Whooping Cough (Pertussis):
Transmission: Droplet (bacterial).
Prevention: DTaP (for infants/children) or Tdap (for adolescents/adults) vaccine.
Severity: Most serious in young children, causing coughing fits that lead to apnea, cyanosis, and hypoxia. Children can die from it.
Maternal Immunity: Pregnant mothers can receive the vaccine, allowing antibodies to cross the placenta, providing passive acquired immunity to the infant.
Influenza (Flu):
Transmission: Droplet (viral).
Prevention: Annual vaccine (effectiveness varies).
Symptoms: Generic (fever, nasal discharge, coughing, headache, malaise, vomiting).
Risk: People can die from the flu, particularly the very young, very old, and immunocompromised (e.g., Cushing's patients).
Tuberculosis (TB):
Transmission: Airborne (less easily caught casually, higher risk in close quarters).
Symptoms: Weight loss, night sweats, coughing (often with blood-tinged sputum), fatigue, headache, chest pain.
Risk Factors: Higher prevalence in underserved populations (jails, homeless shelters) due to close living conditions and inadequate care.
Latent vs. Active: 90-95 \% of people with TB have latent infection (exposed but asymptomatic) rather than active disease.

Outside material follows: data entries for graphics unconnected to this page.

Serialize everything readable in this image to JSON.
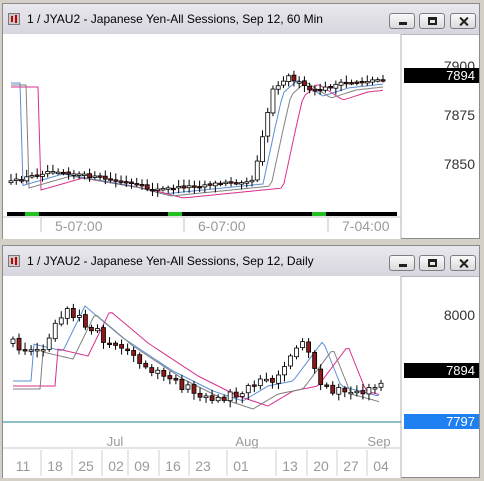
{
  "window1": {
    "title": "1 / JYAU2 - Japanese Yen-All Sessions, Sep 12, 60 Min",
    "price_labels": [
      "7900",
      "7875",
      "7850"
    ],
    "last_price": "7894",
    "time_labels": [
      "5-07:00",
      "6-07:00",
      "7-04:00"
    ]
  },
  "window2": {
    "title": "1 / JYAU2 - Japanese Yen-All Sessions, Sep 12, Daily",
    "price_labels": [
      "8000"
    ],
    "last_price": "7894",
    "line_price": "7797",
    "month_labels": [
      "Jul",
      "Aug",
      "Sep"
    ],
    "day_labels": [
      "11",
      "18",
      "25",
      "02",
      "09",
      "16",
      "23",
      "01",
      "13",
      "20",
      "27",
      "04"
    ]
  },
  "colors": {
    "up_candle": "#ffffff",
    "down_candle": "#8b1a1a",
    "wick": "#000000",
    "ma_fast": "#5b8fd6",
    "ma_slow": "#d8308c",
    "ma_mid": "#808080",
    "horizontal_line": "#1a7f8f",
    "last_price_box": "#000000",
    "line_price_box": "#1e7ff0",
    "session_marker": "#22c022"
  },
  "icons": [
    "chart-app-icon",
    "minimize-icon",
    "maximize-icon",
    "close-icon"
  ]
}
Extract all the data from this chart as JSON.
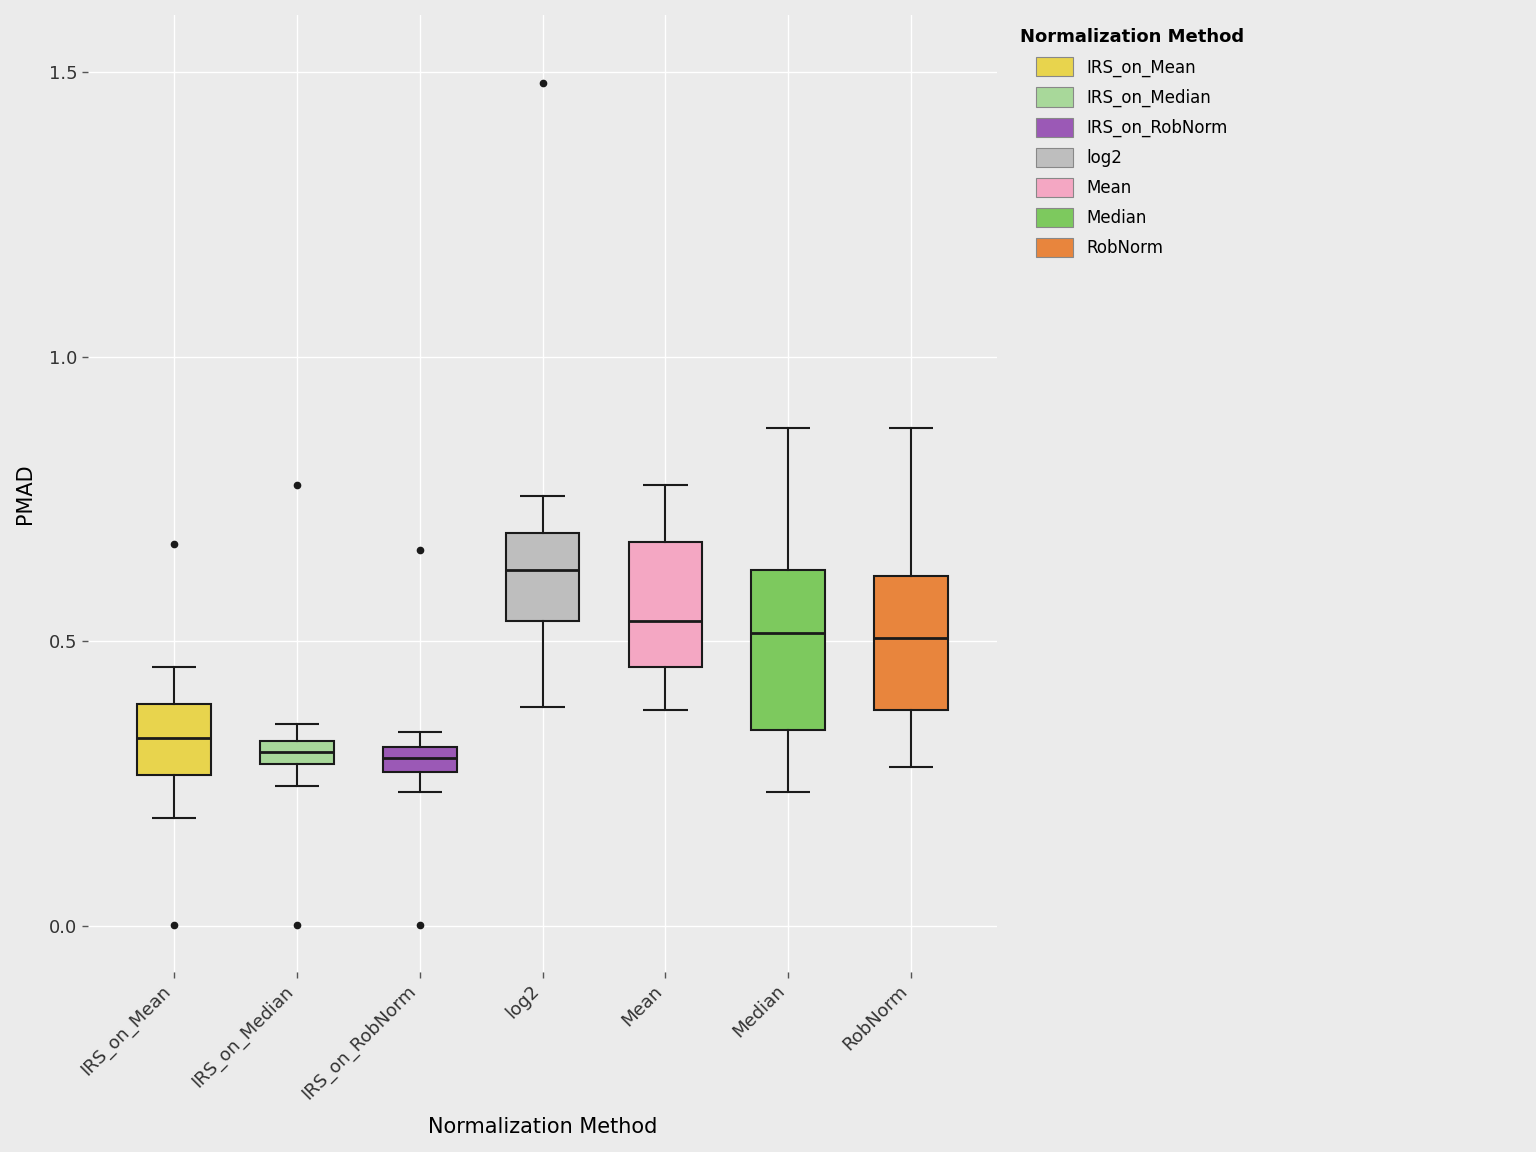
{
  "categories": [
    "IRS_on_Mean",
    "IRS_on_Median",
    "IRS_on_RobNorm",
    "log2",
    "Mean",
    "Median",
    "RobNorm"
  ],
  "colors": {
    "IRS_on_Mean": "#E8D44D",
    "IRS_on_Median": "#A8D89A",
    "IRS_on_RobNorm": "#9B59B6",
    "log2": "#BEBEBE",
    "Mean": "#F4A7C3",
    "Median": "#7DC95E",
    "RobNorm": "#E8853D"
  },
  "box_data": {
    "IRS_on_Mean": {
      "q1": 0.265,
      "median": 0.33,
      "q3": 0.39,
      "whisker_low": 0.19,
      "whisker_high": 0.455,
      "outliers": [
        0.001,
        0.67
      ]
    },
    "IRS_on_Median": {
      "q1": 0.285,
      "median": 0.305,
      "q3": 0.325,
      "whisker_low": 0.245,
      "whisker_high": 0.355,
      "outliers": [
        0.001,
        0.775
      ]
    },
    "IRS_on_RobNorm": {
      "q1": 0.27,
      "median": 0.295,
      "q3": 0.315,
      "whisker_low": 0.235,
      "whisker_high": 0.34,
      "outliers": [
        0.001,
        0.66
      ]
    },
    "log2": {
      "q1": 0.535,
      "median": 0.625,
      "q3": 0.69,
      "whisker_low": 0.385,
      "whisker_high": 0.755,
      "outliers": [
        1.48
      ]
    },
    "Mean": {
      "q1": 0.455,
      "median": 0.535,
      "q3": 0.675,
      "whisker_low": 0.38,
      "whisker_high": 0.775,
      "outliers": []
    },
    "Median": {
      "q1": 0.345,
      "median": 0.515,
      "q3": 0.625,
      "whisker_low": 0.235,
      "whisker_high": 0.875,
      "outliers": []
    },
    "RobNorm": {
      "q1": 0.38,
      "median": 0.505,
      "q3": 0.615,
      "whisker_low": 0.28,
      "whisker_high": 0.875,
      "outliers": []
    }
  },
  "xlabel": "Normalization Method",
  "ylabel": "PMAD",
  "legend_title": "Normalization Method",
  "ylim": [
    -0.08,
    1.6
  ],
  "yticks": [
    0.0,
    0.5,
    1.0,
    1.5
  ],
  "ytick_labels": [
    "0.0",
    "0.5",
    "1.0",
    "1.5"
  ],
  "panel_background": "#EBEBEB",
  "figure_background": "#EBEBEB",
  "grid_color": "#FFFFFF",
  "box_width": 0.6,
  "linewidth": 1.5,
  "legend_patch_colors": {
    "IRS_on_Mean": "#E8D44D",
    "IRS_on_Median": "#A8D89A",
    "IRS_on_RobNorm": "#9B59B6",
    "log2": "#BEBEBE",
    "Mean": "#F4A7C3",
    "Median": "#7DC95E",
    "RobNorm": "#E8853D"
  }
}
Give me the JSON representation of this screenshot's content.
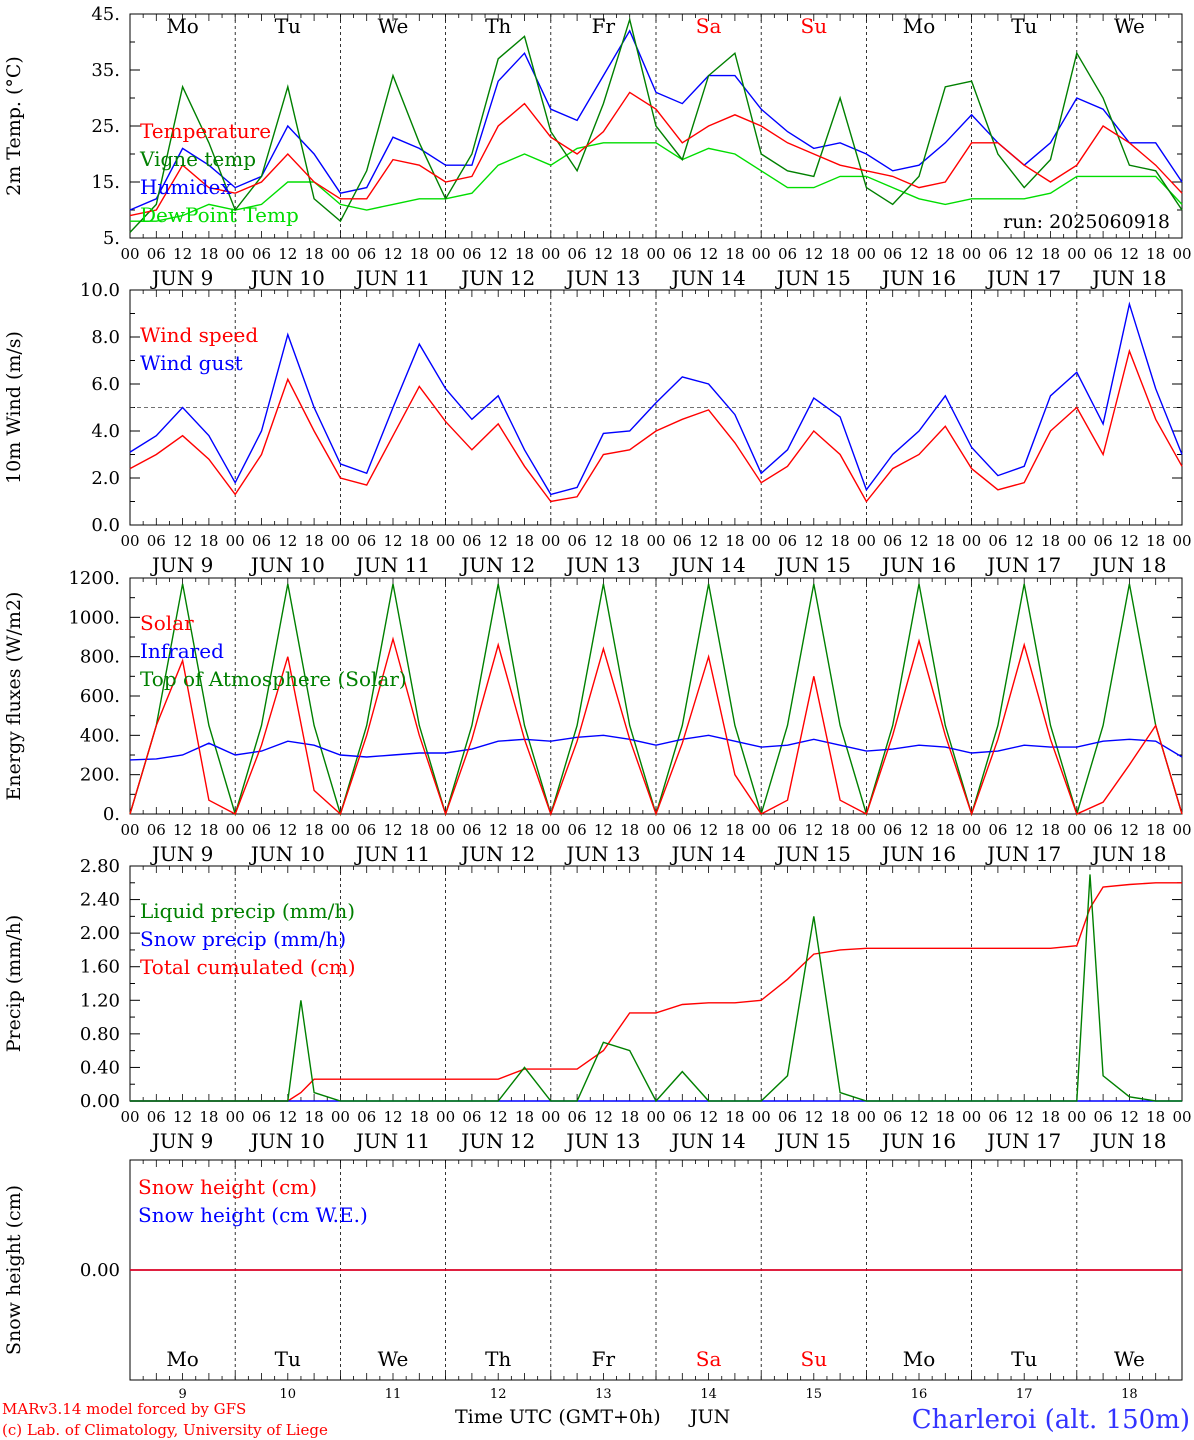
{
  "days": [
    "Mo",
    "Tu",
    "We",
    "Th",
    "Fr",
    "Sa",
    "Su",
    "Mo",
    "Tu",
    "We"
  ],
  "day_colors": [
    "#000000",
    "#000000",
    "#000000",
    "#000000",
    "#000000",
    "#ff0000",
    "#ff0000",
    "#000000",
    "#000000",
    "#000000"
  ],
  "date_labels": [
    "JUN  9",
    "JUN 10",
    "JUN 11",
    "JUN 12",
    "JUN 13",
    "JUN 14",
    "JUN 15",
    "JUN 16",
    "JUN 17",
    "JUN 18"
  ],
  "hour_ticks": [
    "00",
    "06",
    "12",
    "18"
  ],
  "hour_end": "00",
  "bottom_day_numbers": [
    "9",
    "10",
    "11",
    "12",
    "13",
    "14",
    "15",
    "16",
    "17",
    "18"
  ],
  "footer": {
    "model_line": "MARv3.14 model forced by GFS",
    "copyright_line": "(c) Lab. of Climatology, University of Liege",
    "time_axis_label": "Time UTC (GMT+0h)",
    "month_label": "JUN",
    "station": "Charleroi (alt. 150m)"
  },
  "colors": {
    "red": "#ff0000",
    "green": "#008000",
    "blue": "#0000ff",
    "lightgreen": "#00dd00",
    "station": "#3333ff"
  },
  "chart_data": [
    {
      "type": "line",
      "ylabel": "2m Temp. (°C)",
      "ylim": [
        5,
        45
      ],
      "ytick_labels": [
        "45.",
        "35.",
        "25.",
        "15.",
        "5."
      ],
      "ytick_values": [
        45,
        35,
        25,
        15,
        5
      ],
      "annotation": "run: 2025060918",
      "x_hours": [
        0,
        6,
        12,
        18,
        24,
        30,
        36,
        42,
        48,
        54,
        60,
        66,
        72,
        78,
        84,
        90,
        96,
        102,
        108,
        114,
        120,
        126,
        132,
        138,
        144,
        150,
        156,
        162,
        168,
        174,
        180,
        186,
        192,
        198,
        204,
        210,
        216,
        222,
        228,
        234,
        240
      ],
      "series": [
        {
          "name": "Temperature",
          "color": "#ff0000",
          "values": [
            9,
            10,
            18,
            14,
            13,
            15,
            20,
            15,
            12,
            12,
            19,
            18,
            15,
            16,
            25,
            29,
            23,
            20,
            24,
            31,
            28,
            22,
            25,
            27,
            25,
            22,
            20,
            18,
            17,
            16,
            14,
            15,
            22,
            22,
            18,
            15,
            18,
            25,
            22,
            18,
            13
          ]
        },
        {
          "name": "Vigne temp",
          "color": "#008000",
          "values": [
            6,
            11,
            32,
            22,
            10,
            16,
            32,
            12,
            8,
            17,
            34,
            22,
            12,
            20,
            37,
            41,
            24,
            17,
            29,
            44,
            25,
            19,
            34,
            38,
            20,
            17,
            16,
            30,
            14,
            11,
            16,
            32,
            33,
            20,
            14,
            19,
            38,
            30,
            18,
            17,
            10
          ]
        },
        {
          "name": "Humidex",
          "color": "#0000ff",
          "values": [
            10,
            12,
            21,
            18,
            14,
            16,
            25,
            20,
            13,
            14,
            23,
            21,
            18,
            18,
            33,
            38,
            28,
            26,
            34,
            42,
            31,
            29,
            34,
            34,
            28,
            24,
            21,
            22,
            20,
            17,
            18,
            22,
            27,
            22,
            18,
            22,
            30,
            28,
            22,
            22,
            15
          ]
        },
        {
          "name": "DewPoint Temp",
          "color": "#00dd00",
          "values": [
            8,
            8,
            9,
            11,
            10,
            11,
            15,
            15,
            11,
            10,
            11,
            12,
            12,
            13,
            18,
            20,
            18,
            21,
            22,
            22,
            22,
            19,
            21,
            20,
            17,
            14,
            14,
            16,
            16,
            14,
            12,
            11,
            12,
            12,
            12,
            13,
            16,
            16,
            16,
            16,
            11
          ]
        }
      ]
    },
    {
      "type": "line",
      "ylabel": "10m Wind (m/s)",
      "ylim": [
        0,
        10
      ],
      "ytick_labels": [
        "10.0",
        "8.0",
        "6.0",
        "4.0",
        "2.0",
        "0.0"
      ],
      "ytick_values": [
        10,
        8,
        6,
        4,
        2,
        0
      ],
      "reference_line": 5,
      "x_hours": [
        0,
        6,
        12,
        18,
        24,
        30,
        36,
        42,
        48,
        54,
        60,
        66,
        72,
        78,
        84,
        90,
        96,
        102,
        108,
        114,
        120,
        126,
        132,
        138,
        144,
        150,
        156,
        162,
        168,
        174,
        180,
        186,
        192,
        198,
        204,
        210,
        216,
        222,
        228,
        234,
        240
      ],
      "series": [
        {
          "name": "Wind speed",
          "color": "#ff0000",
          "values": [
            2.4,
            3.0,
            3.8,
            2.8,
            1.3,
            3.0,
            6.2,
            4.0,
            2.0,
            1.7,
            3.8,
            5.9,
            4.4,
            3.2,
            4.3,
            2.5,
            1.0,
            1.2,
            3.0,
            3.2,
            4.0,
            4.5,
            4.9,
            3.5,
            1.8,
            2.5,
            4.0,
            3.0,
            1.0,
            2.4,
            3.0,
            4.2,
            2.4,
            1.5,
            1.8,
            4.0,
            5.0,
            3.0,
            7.4,
            4.5,
            2.5
          ]
        },
        {
          "name": "Wind gust",
          "color": "#0000ff",
          "values": [
            3.1,
            3.8,
            5.0,
            3.8,
            1.8,
            4.0,
            8.1,
            5.0,
            2.6,
            2.2,
            5.0,
            7.7,
            5.8,
            4.5,
            5.5,
            3.2,
            1.3,
            1.6,
            3.9,
            4.0,
            5.2,
            6.3,
            6.0,
            4.7,
            2.2,
            3.2,
            5.4,
            4.6,
            1.5,
            3.0,
            4.0,
            5.5,
            3.3,
            2.1,
            2.5,
            5.5,
            6.5,
            4.3,
            9.4,
            5.8,
            3.0
          ]
        }
      ]
    },
    {
      "type": "line",
      "ylabel": "Energy fluxes (W/m2)",
      "ylim": [
        0,
        1200
      ],
      "ytick_labels": [
        "1200.",
        "1000.",
        "800.",
        "600.",
        "400.",
        "200.",
        "0."
      ],
      "ytick_values": [
        1200,
        1000,
        800,
        600,
        400,
        200,
        0
      ],
      "x_hours": [
        0,
        6,
        12,
        18,
        24,
        30,
        36,
        42,
        48,
        54,
        60,
        66,
        72,
        78,
        84,
        90,
        96,
        102,
        108,
        114,
        120,
        126,
        132,
        138,
        144,
        150,
        156,
        162,
        168,
        174,
        180,
        186,
        192,
        198,
        204,
        210,
        216,
        222,
        228,
        234,
        240
      ],
      "toa_peak": 1170,
      "series": [
        {
          "name": "Solar",
          "color": "#ff0000",
          "values": [
            0,
            450,
            780,
            70,
            0,
            350,
            800,
            120,
            0,
            400,
            890,
            400,
            0,
            380,
            860,
            380,
            0,
            370,
            840,
            380,
            0,
            360,
            800,
            200,
            0,
            70,
            700,
            70,
            0,
            400,
            880,
            400,
            0,
            380,
            860,
            380,
            0,
            60,
            250,
            450,
            0
          ]
        },
        {
          "name": "Infrared",
          "color": "#0000ff",
          "values": [
            275,
            280,
            300,
            360,
            300,
            320,
            370,
            350,
            300,
            290,
            300,
            310,
            310,
            330,
            370,
            380,
            370,
            390,
            400,
            380,
            350,
            380,
            400,
            370,
            340,
            350,
            380,
            350,
            320,
            330,
            350,
            340,
            310,
            320,
            350,
            340,
            340,
            370,
            380,
            370,
            290
          ]
        },
        {
          "name": "Top of Atmosphere (Solar)",
          "color": "#008000",
          "values": [
            0,
            450,
            1170,
            450,
            0,
            450,
            1170,
            450,
            0,
            450,
            1170,
            450,
            0,
            450,
            1170,
            450,
            0,
            450,
            1170,
            450,
            0,
            450,
            1170,
            450,
            0,
            450,
            1170,
            450,
            0,
            450,
            1170,
            450,
            0,
            450,
            1170,
            450,
            0,
            450,
            1170,
            450,
            0
          ]
        }
      ]
    },
    {
      "type": "line",
      "ylabel": "Precip (mm/h)",
      "ylim": [
        0,
        2.8
      ],
      "ytick_labels": [
        "2.80",
        "2.40",
        "2.00",
        "1.60",
        "1.20",
        "0.80",
        "0.40",
        "0.00"
      ],
      "ytick_values": [
        2.8,
        2.4,
        2.0,
        1.6,
        1.2,
        0.8,
        0.4,
        0.0
      ],
      "x_hours": [
        0,
        6,
        12,
        18,
        24,
        30,
        36,
        39,
        42,
        48,
        54,
        60,
        66,
        72,
        78,
        84,
        90,
        96,
        102,
        108,
        114,
        120,
        126,
        132,
        138,
        144,
        150,
        156,
        162,
        168,
        174,
        180,
        186,
        192,
        198,
        204,
        210,
        216,
        219,
        222,
        228,
        234,
        240
      ],
      "series": [
        {
          "name": "Liquid precip (mm/h)",
          "color": "#008000",
          "values": [
            0,
            0,
            0,
            0,
            0,
            0,
            0,
            1.2,
            0.1,
            0,
            0,
            0,
            0,
            0,
            0,
            0,
            0.4,
            0,
            0,
            0.7,
            0.6,
            0,
            0.35,
            0,
            0,
            0,
            0.3,
            2.2,
            0.1,
            0,
            0,
            0,
            0,
            0,
            0,
            0,
            0,
            0,
            2.7,
            0.3,
            0.05,
            0,
            0
          ]
        },
        {
          "name": "Snow precip (mm/h)",
          "color": "#0000ff",
          "values": [
            0,
            0,
            0,
            0,
            0,
            0,
            0,
            0,
            0,
            0,
            0,
            0,
            0,
            0,
            0,
            0,
            0,
            0,
            0,
            0,
            0,
            0,
            0,
            0,
            0,
            0,
            0,
            0,
            0,
            0,
            0,
            0,
            0,
            0,
            0,
            0,
            0,
            0,
            0,
            0,
            0,
            0,
            0
          ]
        },
        {
          "name": "Total cumulated (cm)",
          "color": "#ff0000",
          "values": [
            0,
            0,
            0,
            0,
            0,
            0,
            0,
            0.1,
            0.26,
            0.26,
            0.26,
            0.26,
            0.26,
            0.26,
            0.26,
            0.26,
            0.38,
            0.38,
            0.38,
            0.6,
            1.05,
            1.05,
            1.15,
            1.17,
            1.17,
            1.2,
            1.45,
            1.75,
            1.8,
            1.82,
            1.82,
            1.82,
            1.82,
            1.82,
            1.82,
            1.82,
            1.82,
            1.85,
            2.3,
            2.55,
            2.58,
            2.6,
            2.6
          ]
        }
      ]
    },
    {
      "type": "line",
      "ylabel": "Snow height (cm)",
      "ytick_labels": [
        "0.00"
      ],
      "ytick_values": [
        0
      ],
      "x_hours": [
        0,
        240
      ],
      "series": [
        {
          "name": "Snow height (cm)",
          "color": "#ff0000",
          "values": [
            0,
            0
          ]
        },
        {
          "name": "Snow height (cm W.E.)",
          "color": "#0000ff",
          "values": [
            0,
            0
          ]
        }
      ]
    }
  ]
}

Global Impact: Affects around 2 billion people worldwide.
Testing: Intradermal skin test (PPD) to detect exposure.
Precaution: Standard surgical mask for patients, not full body suits, unless in extremely close and prolonged exposure.
Mononucleosis ("Mono," "Kissing Disease"):
Transmission: Direct oral contact (kissing), droplet.
Symptoms: Fever, headache, sore throat, fatigue. White patchy splotches on tonsils/throat.
Complications: Splenic enlargement and potential rupture (especially with trauma to the left upper quadrant).
Strep Throat (Streptococcal Pharyngitis):
Symptoms: Sudden onset, pain while swallowing, high fever, swollen lymph nodes (in the neck), typically no cough.
Throat can appear with white patchy splotches (similar to mono).
Associated Conditions:
Scarlet Fever: Strep throat accompanied by a bright red rash and white spots on the tongue.
Rheumatic Fever: A serious autoimmune response that can occur 2 to 4 weeks after untreated strep, leading to damage of heart valves.
Key Takeaways for EMS
Be vigilant for early signs of sepsis, especially in patients presenting with general illness but also meeting SIRS criteria and having a suspected infection.
Practice good body substance isolation (BSI) for all infectious cases.
Recognize that many infectious diseases have overlapping symptoms; focus on supportive care and identifying critical conditions like sepsis.
Specific features (rashes, swelling, unique sounds, lack of cough) can help differentiate conditions.